Volume is an important indicator that can be used to confirm certain price movement. It is always positive to see increasing volume when a stock is advancing. An advance on expanding volume is deemed more robust than an advance on contracting volume. Likewise, it is good to see an increase in volume during a breakout from a lengthy consolidation range.

Another way to use volume indicator is to confirm price action at market tops and bottoms. After a sharp sell-off, a spike in volume is usually considered a selling climax and suggests a possible bottom. If consecutive attempts to reach new highs are accompanied by lower volume it is usually considered a non-confirmation and forecasts a possible trend reversal.
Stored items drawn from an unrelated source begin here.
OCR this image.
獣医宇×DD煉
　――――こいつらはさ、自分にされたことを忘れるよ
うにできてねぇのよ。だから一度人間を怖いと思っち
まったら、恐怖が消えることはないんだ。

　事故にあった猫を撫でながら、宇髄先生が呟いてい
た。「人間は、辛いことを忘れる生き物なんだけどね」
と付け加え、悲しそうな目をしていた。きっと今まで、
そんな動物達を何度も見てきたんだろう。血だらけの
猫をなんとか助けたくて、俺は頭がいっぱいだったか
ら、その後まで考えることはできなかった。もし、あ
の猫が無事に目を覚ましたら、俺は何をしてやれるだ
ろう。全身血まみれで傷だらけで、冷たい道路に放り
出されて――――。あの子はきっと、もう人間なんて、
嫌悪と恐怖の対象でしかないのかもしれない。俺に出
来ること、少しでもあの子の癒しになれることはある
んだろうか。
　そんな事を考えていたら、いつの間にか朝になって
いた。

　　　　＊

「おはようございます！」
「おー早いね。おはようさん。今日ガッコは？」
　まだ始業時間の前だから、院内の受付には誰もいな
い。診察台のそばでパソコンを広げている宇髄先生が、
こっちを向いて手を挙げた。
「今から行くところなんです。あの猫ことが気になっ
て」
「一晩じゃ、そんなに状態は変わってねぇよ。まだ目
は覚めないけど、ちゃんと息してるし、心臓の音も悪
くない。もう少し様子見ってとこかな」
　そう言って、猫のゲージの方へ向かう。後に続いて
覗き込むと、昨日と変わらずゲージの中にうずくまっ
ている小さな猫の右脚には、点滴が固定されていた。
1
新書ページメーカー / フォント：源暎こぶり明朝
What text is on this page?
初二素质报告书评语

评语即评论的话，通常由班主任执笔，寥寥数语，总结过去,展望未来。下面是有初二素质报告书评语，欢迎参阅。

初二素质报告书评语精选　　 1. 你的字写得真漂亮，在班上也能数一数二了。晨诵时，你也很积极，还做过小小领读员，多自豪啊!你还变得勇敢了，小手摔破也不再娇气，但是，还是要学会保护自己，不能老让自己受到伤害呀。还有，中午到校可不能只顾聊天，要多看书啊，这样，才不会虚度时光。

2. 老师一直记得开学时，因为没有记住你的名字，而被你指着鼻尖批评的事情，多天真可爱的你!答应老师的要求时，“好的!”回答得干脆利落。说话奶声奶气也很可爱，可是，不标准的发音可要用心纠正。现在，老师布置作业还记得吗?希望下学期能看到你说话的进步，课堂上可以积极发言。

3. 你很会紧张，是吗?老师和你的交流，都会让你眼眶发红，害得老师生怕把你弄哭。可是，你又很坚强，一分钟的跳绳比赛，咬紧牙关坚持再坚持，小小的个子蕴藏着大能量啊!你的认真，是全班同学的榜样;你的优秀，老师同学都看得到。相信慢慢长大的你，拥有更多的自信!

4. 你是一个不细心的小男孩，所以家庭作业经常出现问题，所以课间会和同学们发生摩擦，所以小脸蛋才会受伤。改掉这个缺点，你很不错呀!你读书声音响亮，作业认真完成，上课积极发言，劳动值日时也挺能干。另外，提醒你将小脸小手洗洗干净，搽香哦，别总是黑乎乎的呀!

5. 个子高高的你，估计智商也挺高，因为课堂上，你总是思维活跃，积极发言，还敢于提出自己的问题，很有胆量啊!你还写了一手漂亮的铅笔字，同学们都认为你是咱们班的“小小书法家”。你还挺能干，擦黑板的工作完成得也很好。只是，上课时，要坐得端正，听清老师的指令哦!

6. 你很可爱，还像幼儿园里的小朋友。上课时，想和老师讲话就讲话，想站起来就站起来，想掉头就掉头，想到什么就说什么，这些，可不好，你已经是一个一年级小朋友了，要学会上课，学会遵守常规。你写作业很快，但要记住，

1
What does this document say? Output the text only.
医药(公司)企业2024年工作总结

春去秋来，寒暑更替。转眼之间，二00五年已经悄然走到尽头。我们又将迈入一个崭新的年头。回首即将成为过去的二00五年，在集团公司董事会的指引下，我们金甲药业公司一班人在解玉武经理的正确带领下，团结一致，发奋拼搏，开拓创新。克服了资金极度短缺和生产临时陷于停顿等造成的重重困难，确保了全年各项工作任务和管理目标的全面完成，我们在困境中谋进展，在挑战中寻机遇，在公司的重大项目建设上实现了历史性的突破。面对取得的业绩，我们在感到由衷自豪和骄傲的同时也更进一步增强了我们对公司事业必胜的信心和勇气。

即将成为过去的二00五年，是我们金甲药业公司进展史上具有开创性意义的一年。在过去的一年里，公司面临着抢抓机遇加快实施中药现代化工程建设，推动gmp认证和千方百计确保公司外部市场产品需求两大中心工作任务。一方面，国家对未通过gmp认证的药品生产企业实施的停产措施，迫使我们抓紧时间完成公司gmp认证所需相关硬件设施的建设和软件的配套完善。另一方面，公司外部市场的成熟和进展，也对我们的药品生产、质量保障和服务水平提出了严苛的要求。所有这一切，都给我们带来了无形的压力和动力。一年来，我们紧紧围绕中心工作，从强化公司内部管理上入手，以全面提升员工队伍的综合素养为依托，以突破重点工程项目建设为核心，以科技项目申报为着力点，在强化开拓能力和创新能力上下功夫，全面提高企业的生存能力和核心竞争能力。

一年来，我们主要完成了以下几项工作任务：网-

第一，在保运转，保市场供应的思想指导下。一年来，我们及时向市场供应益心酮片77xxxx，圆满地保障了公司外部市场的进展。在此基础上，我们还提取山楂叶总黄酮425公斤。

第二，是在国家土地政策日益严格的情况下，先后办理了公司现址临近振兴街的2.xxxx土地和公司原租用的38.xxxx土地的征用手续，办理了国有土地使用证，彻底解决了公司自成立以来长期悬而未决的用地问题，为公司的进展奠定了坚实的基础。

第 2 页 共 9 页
I classify volume indicator as “good to have”. It is “good” to see an increase in volume during a breakout. However, it is not a “must”. A breakout from a well-defined lengthy trading range can take place with low or “average” volume. This should not put the breakout in question. It is possible for the volume to pick up at the latter stages of the uptrend. Ignoring a genuine breakout because of low volumes can result in a missed opportunity. Below is a great example studying the volume pattern during a major breakout that took place on SUNAC CHINA HOLDING. Price completed a year-long rectangle with a strong breakout. Given the length of the consolidation and the magnitude of the breakout, the volume at the breakout and the weeks following the breakout was not significant. Only after the trend accelerated in the first part of 2017 that the volume started increasing. This is only one example and can’t be generalized for all breakouts. However, it is a good case study highlighting the importance of price action as the leading indicator.